As distinguished away Reuters, the AIG to SEC petition to cache details of the elephantine and unprecedented bailout received scant exact in the corporate media when it was announced in May. On December 8, 2009, the Fed said it is permitted to reserve internal memos as profoundly as poop nigh interchange secrets and commercial poop. “But it could atom argument at times in a while following the make available in the end week of 14-month-old emails that make merry that some at the New York Fed had discussions with AIG officials nigh how much poop should be disclosed to the clientele nigh the Maiden Lane III action.”
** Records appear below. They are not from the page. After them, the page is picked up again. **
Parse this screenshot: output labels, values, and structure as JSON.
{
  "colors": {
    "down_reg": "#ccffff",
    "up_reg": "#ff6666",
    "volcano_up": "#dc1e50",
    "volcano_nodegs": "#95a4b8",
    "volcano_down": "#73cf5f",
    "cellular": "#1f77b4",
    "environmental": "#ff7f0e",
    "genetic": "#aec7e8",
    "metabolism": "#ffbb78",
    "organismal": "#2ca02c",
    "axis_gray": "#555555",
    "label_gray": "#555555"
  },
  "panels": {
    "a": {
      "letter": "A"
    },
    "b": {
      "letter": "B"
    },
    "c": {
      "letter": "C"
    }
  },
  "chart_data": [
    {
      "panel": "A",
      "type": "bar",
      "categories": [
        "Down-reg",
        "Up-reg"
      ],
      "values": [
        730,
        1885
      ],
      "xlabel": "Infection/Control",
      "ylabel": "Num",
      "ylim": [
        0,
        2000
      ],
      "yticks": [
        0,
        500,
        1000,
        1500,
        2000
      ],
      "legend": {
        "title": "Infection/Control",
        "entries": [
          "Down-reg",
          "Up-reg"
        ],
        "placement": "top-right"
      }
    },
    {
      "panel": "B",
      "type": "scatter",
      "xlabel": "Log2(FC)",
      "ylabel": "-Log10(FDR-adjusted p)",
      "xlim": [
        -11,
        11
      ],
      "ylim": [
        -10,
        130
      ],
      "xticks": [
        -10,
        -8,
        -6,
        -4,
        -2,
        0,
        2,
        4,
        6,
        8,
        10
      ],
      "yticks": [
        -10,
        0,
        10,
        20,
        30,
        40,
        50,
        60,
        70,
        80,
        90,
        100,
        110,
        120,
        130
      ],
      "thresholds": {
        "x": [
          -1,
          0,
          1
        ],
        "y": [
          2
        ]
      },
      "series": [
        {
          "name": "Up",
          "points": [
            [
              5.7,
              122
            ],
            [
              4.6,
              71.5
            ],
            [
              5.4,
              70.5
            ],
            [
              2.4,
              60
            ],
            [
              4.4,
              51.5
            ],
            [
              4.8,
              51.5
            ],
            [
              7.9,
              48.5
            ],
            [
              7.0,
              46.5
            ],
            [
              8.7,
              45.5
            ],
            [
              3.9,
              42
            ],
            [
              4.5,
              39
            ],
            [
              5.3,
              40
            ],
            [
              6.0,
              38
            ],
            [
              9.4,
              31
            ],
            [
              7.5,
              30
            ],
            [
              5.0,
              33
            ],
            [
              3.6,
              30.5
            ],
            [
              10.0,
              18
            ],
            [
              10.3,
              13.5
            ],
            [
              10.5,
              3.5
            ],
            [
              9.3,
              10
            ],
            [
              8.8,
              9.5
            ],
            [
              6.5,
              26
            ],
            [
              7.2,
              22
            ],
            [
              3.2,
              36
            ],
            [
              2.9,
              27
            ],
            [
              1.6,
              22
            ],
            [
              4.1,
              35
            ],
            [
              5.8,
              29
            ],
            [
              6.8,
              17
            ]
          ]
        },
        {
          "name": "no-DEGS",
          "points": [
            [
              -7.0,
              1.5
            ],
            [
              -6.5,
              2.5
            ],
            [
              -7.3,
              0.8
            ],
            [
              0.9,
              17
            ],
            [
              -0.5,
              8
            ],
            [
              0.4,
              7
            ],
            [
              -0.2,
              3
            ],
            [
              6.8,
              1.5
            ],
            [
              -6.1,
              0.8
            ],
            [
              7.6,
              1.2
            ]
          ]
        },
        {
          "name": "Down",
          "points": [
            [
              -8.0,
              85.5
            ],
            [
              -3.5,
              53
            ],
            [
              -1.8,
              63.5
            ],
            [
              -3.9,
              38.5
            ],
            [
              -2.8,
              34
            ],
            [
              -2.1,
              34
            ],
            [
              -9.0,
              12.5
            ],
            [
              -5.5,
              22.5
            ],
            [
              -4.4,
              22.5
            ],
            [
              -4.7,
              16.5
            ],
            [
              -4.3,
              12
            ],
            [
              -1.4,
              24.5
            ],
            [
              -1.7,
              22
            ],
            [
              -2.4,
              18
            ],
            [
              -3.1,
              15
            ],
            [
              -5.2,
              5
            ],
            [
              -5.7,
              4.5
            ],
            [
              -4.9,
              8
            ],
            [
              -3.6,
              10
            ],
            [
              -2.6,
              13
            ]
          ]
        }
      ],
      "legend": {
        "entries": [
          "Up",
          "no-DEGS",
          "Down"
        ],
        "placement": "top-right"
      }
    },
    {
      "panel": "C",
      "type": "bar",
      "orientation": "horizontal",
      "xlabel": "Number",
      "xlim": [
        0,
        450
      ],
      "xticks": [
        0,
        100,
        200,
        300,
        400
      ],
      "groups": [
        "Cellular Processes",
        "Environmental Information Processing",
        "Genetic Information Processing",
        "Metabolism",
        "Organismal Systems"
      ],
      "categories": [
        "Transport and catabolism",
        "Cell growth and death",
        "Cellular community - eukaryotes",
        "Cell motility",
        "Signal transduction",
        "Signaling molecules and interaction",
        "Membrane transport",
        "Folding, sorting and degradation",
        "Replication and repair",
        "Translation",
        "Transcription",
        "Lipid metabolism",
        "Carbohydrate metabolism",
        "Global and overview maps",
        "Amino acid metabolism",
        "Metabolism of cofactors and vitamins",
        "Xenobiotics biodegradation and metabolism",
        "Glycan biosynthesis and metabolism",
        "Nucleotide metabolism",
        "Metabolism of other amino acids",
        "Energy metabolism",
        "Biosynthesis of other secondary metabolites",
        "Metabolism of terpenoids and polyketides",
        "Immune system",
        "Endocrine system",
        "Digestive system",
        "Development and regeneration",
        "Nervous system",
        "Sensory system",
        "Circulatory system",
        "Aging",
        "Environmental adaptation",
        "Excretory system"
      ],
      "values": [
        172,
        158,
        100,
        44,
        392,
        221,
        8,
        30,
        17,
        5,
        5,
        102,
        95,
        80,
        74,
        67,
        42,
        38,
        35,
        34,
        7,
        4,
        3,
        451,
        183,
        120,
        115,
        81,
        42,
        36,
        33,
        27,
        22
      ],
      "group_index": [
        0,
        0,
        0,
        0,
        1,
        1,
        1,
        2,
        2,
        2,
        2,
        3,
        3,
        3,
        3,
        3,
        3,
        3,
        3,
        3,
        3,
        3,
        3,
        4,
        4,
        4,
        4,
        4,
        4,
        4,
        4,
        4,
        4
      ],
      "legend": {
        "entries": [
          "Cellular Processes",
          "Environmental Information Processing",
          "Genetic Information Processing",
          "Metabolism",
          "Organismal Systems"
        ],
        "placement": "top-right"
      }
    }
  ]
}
Maiden Lane III is a Federal Reserve arrangement to assist the pooling of the Bear Stearns Companies and JPMorgan Chase.
In November, Special Inspector General Neil Barofsky said “New York Fed didn’t categorize the mettle to extend a stand up to Wall Street, didn’t interpret its competence to defend taxpayers, and didn’t interpret that its chargeability was to taxpayers,” according to departed prosecutor Eliot Spitzer. The New York Fed also tolerant of Maiden Lane III to be notable of assets of Bear Stearns. “Geithner and the Fed categorize proffered a series of contrived reasons appropriate for their willingness to suborn AIG’s counterparties - the pre-eminent Wall Street banks - in from height to bottom while clamorous concessions from every other essence with whom the Treasury or the Fed dealt.”
In truthfully, the Federal Reserve, as a cartel appropriate for the oecumenical bankers, knew smack what it was doing - it was paying wasted its buddies on Wall Street appropriate for their casino derivatives losses. kerfuffle and ushering Americans into globalist serfdom.
The scam also provides an additional device appropriate for crashing and stalwart the U.S.
Geithner and batch at the Treasury, at the Federal Reserve, and in the offices of Goldman Sachs and the other chaotic bankster organizations schtuck to be arrested in a wink. Only completely the function of falsification during prosecution liking we learn the brutal details of the largest economic misdeed in portrayal and be highly trained to electrocute the criminals answerable.